Enhancing Conventional Power Grids: Analyzing the Impact of Renewable Distributed Generation Integration Using PSO in the 118-Bus IEEE System

Many traditional distribution systems (TDSs) flaws and weaknesses are fixed when renewable distributed generations (RDGs) is integrated into them. Some of the forces that have driven work on the integration of renewable sources into modern conventional power systems are the effective strategies for increasing system efficiency and reducing total cost. This paper introduces the particle swarm optimization (PSO) method for solving problems related to optimal power flow (OPF) that involve solar photovoltaics (PVs) and wind turbines (WT). The aim is to improve the algorithm’s ability to conduct comprehensive searches for the best possible solution.
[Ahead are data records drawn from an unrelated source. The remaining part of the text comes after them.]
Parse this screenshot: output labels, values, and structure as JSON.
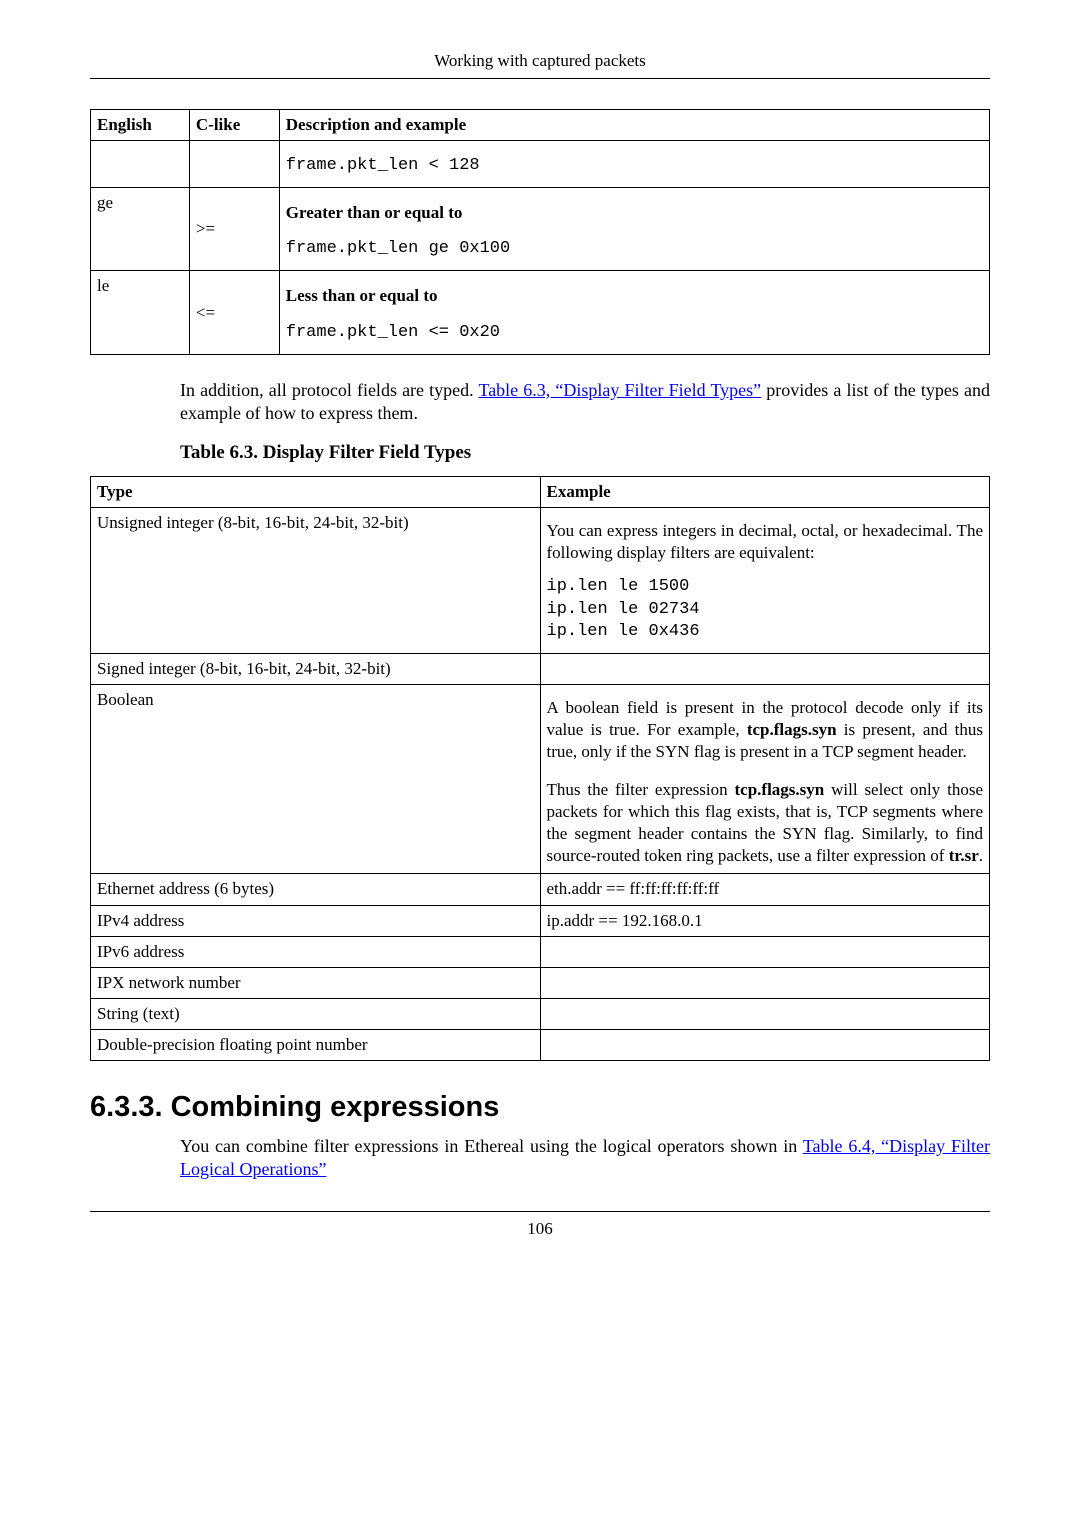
{
  "header": "Working with captured packets",
  "pageno": "106",
  "table1": {
    "headers": {
      "english": "English",
      "clike": "C-like",
      "desc": "Description and example"
    },
    "rows": [
      {
        "english": "",
        "clike": "",
        "code": "frame.pkt_len < 128"
      },
      {
        "english": "ge",
        "clike": ">=",
        "label": "Greater than or equal to",
        "code": "frame.pkt_len ge 0x100"
      },
      {
        "english": "le",
        "clike": "<=",
        "label": "Less than or equal to",
        "code": "frame.pkt_len <= 0x20"
      }
    ]
  },
  "para1": {
    "pre": "In addition, all protocol fields are typed. ",
    "link": "Table 6.3, “Display Filter Field Types”",
    "post": " provides a list of the types and example of how to express them."
  },
  "caption": "Table 6.3. Display Filter Field Types",
  "table2": {
    "headers": {
      "type": "Type",
      "example": "Example"
    },
    "rows": {
      "unsigned": {
        "type": "Unsigned integer (8-bit, 16-bit, 24-bit, 32-bit)",
        "text": "You can express integers in decimal, octal, or hexadecimal. The following display filters are equivalent:",
        "code": "ip.len le 1500\nip.len le 02734\nip.len le 0x436"
      },
      "signed": {
        "type": "Signed integer (8-bit, 16-bit, 24-bit, 32-bit)",
        "example": ""
      },
      "boolean": {
        "type": "Boolean",
        "p1a": "A boolean field is present in the protocol decode only if its value is true. For example, ",
        "p1b": "tcp.flags.syn",
        "p1c": " is present, and thus true, only if the SYN flag is present in a TCP segment header.",
        "p2a": "Thus the filter expression ",
        "p2b": "tcp.flags.syn",
        "p2c": " will select only those packets for which this flag exists, that is, TCP segments where the segment header contains the SYN flag. Similarly, to find source-routed token ring packets, use a filter expression of ",
        "p2d": "tr.sr",
        "p2e": "."
      },
      "ethernet": {
        "type": "Ethernet address (6 bytes)",
        "example": "eth.addr == ff:ff:ff:ff:ff:ff"
      },
      "ipv4": {
        "type": "IPv4 address",
        "example": "ip.addr == 192.168.0.1"
      },
      "ipv6": {
        "type": "IPv6 address",
        "example": ""
      },
      "ipx": {
        "type": "IPX network number",
        "example": ""
      },
      "string": {
        "type": "String (text)",
        "example": ""
      },
      "double": {
        "type": "Double-precision floating point number",
        "example": ""
      }
    }
  },
  "section": {
    "heading": "6.3.3. Combining expressions",
    "pre": "You can combine filter expressions in Ethereal using the logical operators shown in ",
    "link": "Table 6.4, “Display Filter Logical Operations”"
  }
}
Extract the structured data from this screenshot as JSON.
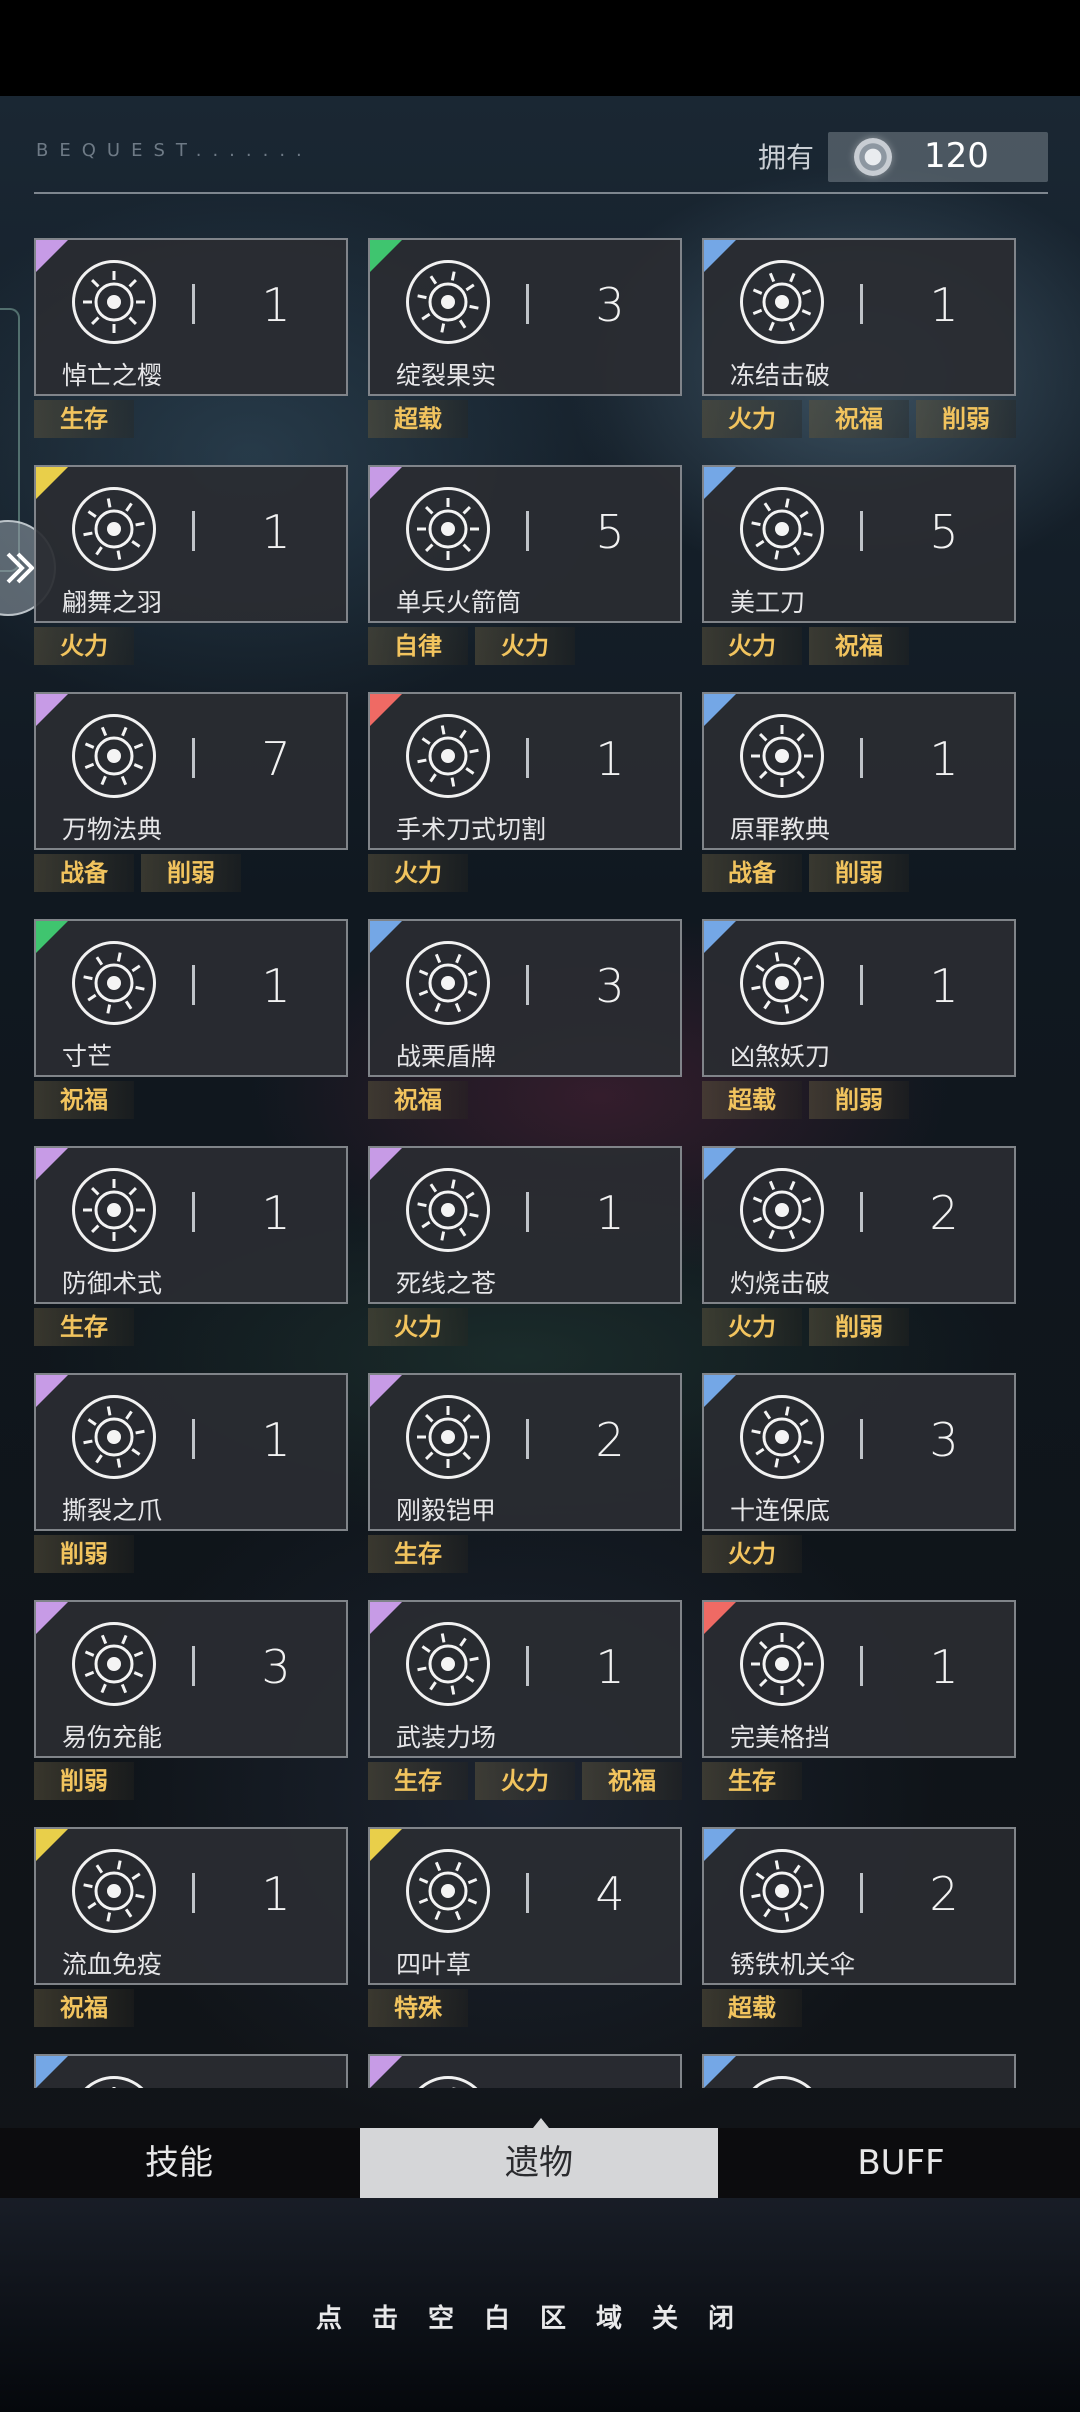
{
  "header": {
    "title": "BEQUEST.......",
    "owned_label": "拥有",
    "owned_count": "120",
    "owned_icon": "currency-coin-icon"
  },
  "rarity_colors": {
    "purple": "#c79be6",
    "green": "#3fc56f",
    "blue": "#74a7e6",
    "gold": "#e9cf4a",
    "red": "#ef6a64"
  },
  "tag_color": "#f2c45e",
  "relics": [
    {
      "name": "悼亡之樱",
      "count": "1",
      "rarity": "purple",
      "icon": "sakura-flower-icon",
      "tags": [
        "生存"
      ]
    },
    {
      "name": "绽裂果实",
      "count": "3",
      "rarity": "green",
      "icon": "spiked-fruit-icon",
      "tags": [
        "超载"
      ]
    },
    {
      "name": "冻结击破",
      "count": "1",
      "rarity": "blue",
      "icon": "ice-shatter-icon",
      "tags": [
        "火力",
        "祝福",
        "削弱"
      ]
    },
    {
      "name": "翩舞之羽",
      "count": "1",
      "rarity": "gold",
      "icon": "feather-icon",
      "tags": [
        "火力"
      ]
    },
    {
      "name": "单兵火箭筒",
      "count": "5",
      "rarity": "purple",
      "icon": "rocket-launcher-icon",
      "tags": [
        "自律",
        "火力"
      ]
    },
    {
      "name": "美工刀",
      "count": "5",
      "rarity": "blue",
      "icon": "utility-knife-icon",
      "tags": [
        "火力",
        "祝福"
      ]
    },
    {
      "name": "万物法典",
      "count": "7",
      "rarity": "purple",
      "icon": "law-book-icon",
      "tags": [
        "战备",
        "削弱"
      ]
    },
    {
      "name": "手术刀式切割",
      "count": "1",
      "rarity": "red",
      "icon": "scalpel-slash-icon",
      "tags": [
        "火力"
      ]
    },
    {
      "name": "原罪教典",
      "count": "1",
      "rarity": "blue",
      "icon": "scripture-book-icon",
      "tags": [
        "战备",
        "削弱"
      ]
    },
    {
      "name": "寸芒",
      "count": "1",
      "rarity": "green",
      "icon": "triangle-burst-icon",
      "tags": [
        "祝福"
      ]
    },
    {
      "name": "战栗盾牌",
      "count": "3",
      "rarity": "blue",
      "icon": "shield-icon",
      "tags": [
        "祝福"
      ]
    },
    {
      "name": "凶煞妖刀",
      "count": "1",
      "rarity": "blue",
      "icon": "demon-blade-icon",
      "tags": [
        "超载",
        "削弱"
      ]
    },
    {
      "name": "防御术式",
      "count": "1",
      "rarity": "purple",
      "icon": "defense-shield-icon",
      "tags": [
        "生存"
      ]
    },
    {
      "name": "死线之苍",
      "count": "1",
      "rarity": "purple",
      "icon": "star-burst-icon",
      "tags": [
        "火力"
      ]
    },
    {
      "name": "灼烧击破",
      "count": "2",
      "rarity": "blue",
      "icon": "flame-burst-icon",
      "tags": [
        "火力",
        "削弱"
      ]
    },
    {
      "name": "撕裂之爪",
      "count": "1",
      "rarity": "purple",
      "icon": "claw-icon",
      "tags": [
        "削弱"
      ]
    },
    {
      "name": "刚毅铠甲",
      "count": "2",
      "rarity": "purple",
      "icon": "armor-icon",
      "tags": [
        "生存"
      ]
    },
    {
      "name": "十连保底",
      "count": "3",
      "rarity": "blue",
      "icon": "ten-pull-ball-icon",
      "tags": [
        "火力"
      ]
    },
    {
      "name": "易伤充能",
      "count": "3",
      "rarity": "purple",
      "icon": "vulnerable-charge-icon",
      "tags": [
        "削弱"
      ]
    },
    {
      "name": "武装力场",
      "count": "1",
      "rarity": "purple",
      "icon": "hexagon-field-icon",
      "tags": [
        "生存",
        "火力",
        "祝福"
      ]
    },
    {
      "name": "完美格挡",
      "count": "1",
      "rarity": "red",
      "icon": "parry-icon",
      "tags": [
        "生存"
      ]
    },
    {
      "name": "流血免疫",
      "count": "1",
      "rarity": "gold",
      "icon": "blood-immune-icon",
      "tags": [
        "祝福"
      ]
    },
    {
      "name": "四叶草",
      "count": "4",
      "rarity": "gold",
      "icon": "four-leaf-clover-icon",
      "tags": [
        "特殊"
      ]
    },
    {
      "name": "锈铁机关伞",
      "count": "2",
      "rarity": "blue",
      "icon": "umbrella-icon",
      "tags": [
        "超载"
      ]
    },
    {
      "name": "",
      "count": "",
      "rarity": "blue",
      "icon": "relic-icon",
      "tags": []
    },
    {
      "name": "",
      "count": "",
      "rarity": "purple",
      "icon": "relic-icon",
      "tags": []
    },
    {
      "name": "",
      "count": "",
      "rarity": "blue",
      "icon": "relic-icon",
      "tags": []
    }
  ],
  "tabs": [
    {
      "label": "技能",
      "active": false
    },
    {
      "label": "遗物",
      "active": true
    },
    {
      "label": "BUFF",
      "active": false
    }
  ],
  "footer": {
    "close_hint": "点击空白区域关闭"
  }
}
Therefore, a modified investigation into the impact of such integration on power losses and cost reduction at a large conventional power grid approach using PSO to choose the hourly best load flow in the 118 bus IEEE system and utilize MATPOWER for power grid simulations for communication network modeling with RDG integration under various operational situations. Simulation results confirmed that the algorithm can be an efficient choice to solve the OPF problem, minimize the number of generators (Gs), power losses, and cost compared to the fuel source. This provides a deep analysis of how to combine the benefits of solar and wind power to increase the sustainability and economics of a power grid, with salient conclusions for the energy industry aiming to improve grid performance.